For months, despite nearly everyone telling me otherwise, I was certain that publishing my first book would be fine, painless even, with little real day-to-day consequences. I presumed I would be strong and capable – two traits I’d never demonstrated before in my life. Of course, I was wrong. And because I’d been wrong or, more precisely, I’d been arrogant, I suffered. I had it coming. This year I lost all interest in reading. I couldn’t read. I didn’t want to encounter anything hotly-tipped, anything that spoke to the current political mood, anything with lazy ideas dressed up in elegant language. I didn’t want to read novels because I hadn’t written one, and I didn’t want to read story collections because I had written one. It took me so long to finish writing a piece of criticism that, one Sunday, I considered going to Mass. I experienced everything I’d been warned about – envy, inertia, extreme narcissism, usually within the same hour. I decided finally that what I wanted to read was a book I felt someone would have died if they couldn’t have written. I wanted, not to sound cruel, to feel the desperation. Everything else was a nuisance. A friend recommended Penelope Mortimer’s The Pumpkin Eater to me.
The Pumpkin Eater is a story of marriage discord and upheaval that would give even Noah Baumbach uneasy dreams on his high thread-count sheets. Written quickly by Penelope Mortimer in the spring of 1961, it documents the strange reality of Mrs Armitage, a woman with three past marriages, numerous children and a current, philandering husband in the form of the slithery, irrepressible Jake. Across this slim novel there are devastating arguments, countless affairs, a soundless crying jag in Harrods, all documented under Mortimer’s merciless gaze. It is largely, and sadly, autobiographical. Somewhere in there, in case you forget, there are also many children. If you ever wondered about love, then The Pumpkin Eater is the right book for you. If you ever wondered about infidelity – not just the drama of it, but also the stupidity, the banality – The Pumpkin Eater is the right book for you. ‘But you say it’s nothing,’ Mrs Armitage repeats in one of her confrontations with Jake, ‘You keep saying it’s nothing. Why bother, then? Why hurt people so much, for what you say is nothing?’ In book conversation, the word ‘intimate’ is dully overused but The Pumpkin Eater is intimate in the best way – like being trapped in an apartment with your most romantic and deranged friend. They are exhausting, but they are also very, very funny.

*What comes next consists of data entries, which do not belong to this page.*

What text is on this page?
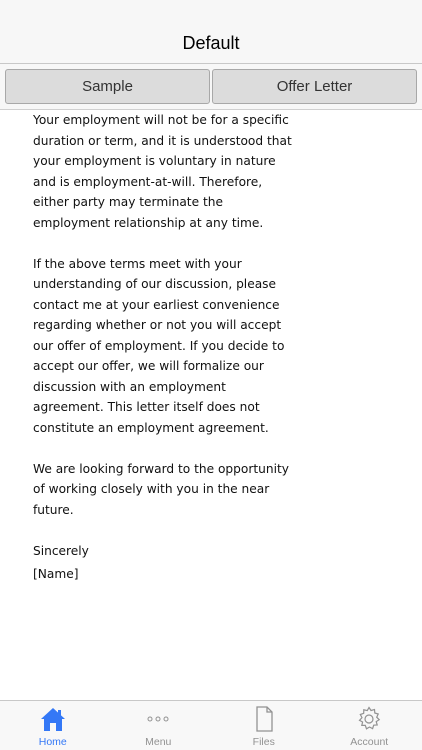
Default
Sample	Offer Letter

Your employment will not be for a specific duration or term, and it is understood that your employment is voluntary in nature and is employment-at-will. Therefore, either party may terminate the employment relationship at any time.

If the above terms meet with your understanding of our discussion, please contact me at your earliest convenience regarding whether or not you will accept our offer of employment. If you decide to accept our offer, we will formalize our discussion with an employment agreement. This letter itself does not constitute an employment agreement.

We are looking forward to the opportunity of working closely with you in the near future.

Sincerely

[Name]

Home	Menu	Files	Account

Despite the blankness, the damage and the misery, The Pumpkin Eater is still a spirited novel. Even in her description of Philpot, her sexual rival, the narrator demonstrates her commitment to living: ‘I liked her because she was lonely and eccentric and kept making little rushes at life which were, as she had always known, doomed to failure.’ In an exchange with her ex-husband Giles, the narrator announces, ‘I have arguments with myself . . . between the part of myself that believes in things, and the part that doesn’t.’ This is what The Pumpkin Eater essentially is: an astonishingly raw argument with the part of yourself that believes, and the part that doesn’t. As I neared the end of the book, I knew I was going to have to find out what happened to Penelope. I was fully prepared to weep. I’m familiar with the fates of sixties women writers whose work was about the institutions of marriage and the annihilation of childbirth. I could also tell from her author photo that she must have belonged to that slim section of writers for whom being too attractive was a strain. Not good. To my surprise, she gardened until the jolly age of eighty-one.
If there’s not a sense of optimism in Mortimer’s work, there is passion, energy and openness. By writing The Pumpkin Eater she announced the amazing fact of her survival. Never mistake Mrs Armitage’s vulnerability for weakness. As she muses at one point, ‘You learn nothing from hurting others; you only learn from being hurt.’ By the time I put down this novel I was no longer tired. I was upset, but I wasn’t tired. It has the most emotionally clarifying final lines of anything I’ve ever read: ‘Some of these things happened, and some were dreams. They are all true, as I understood truth. They are all real, as I understood reality.’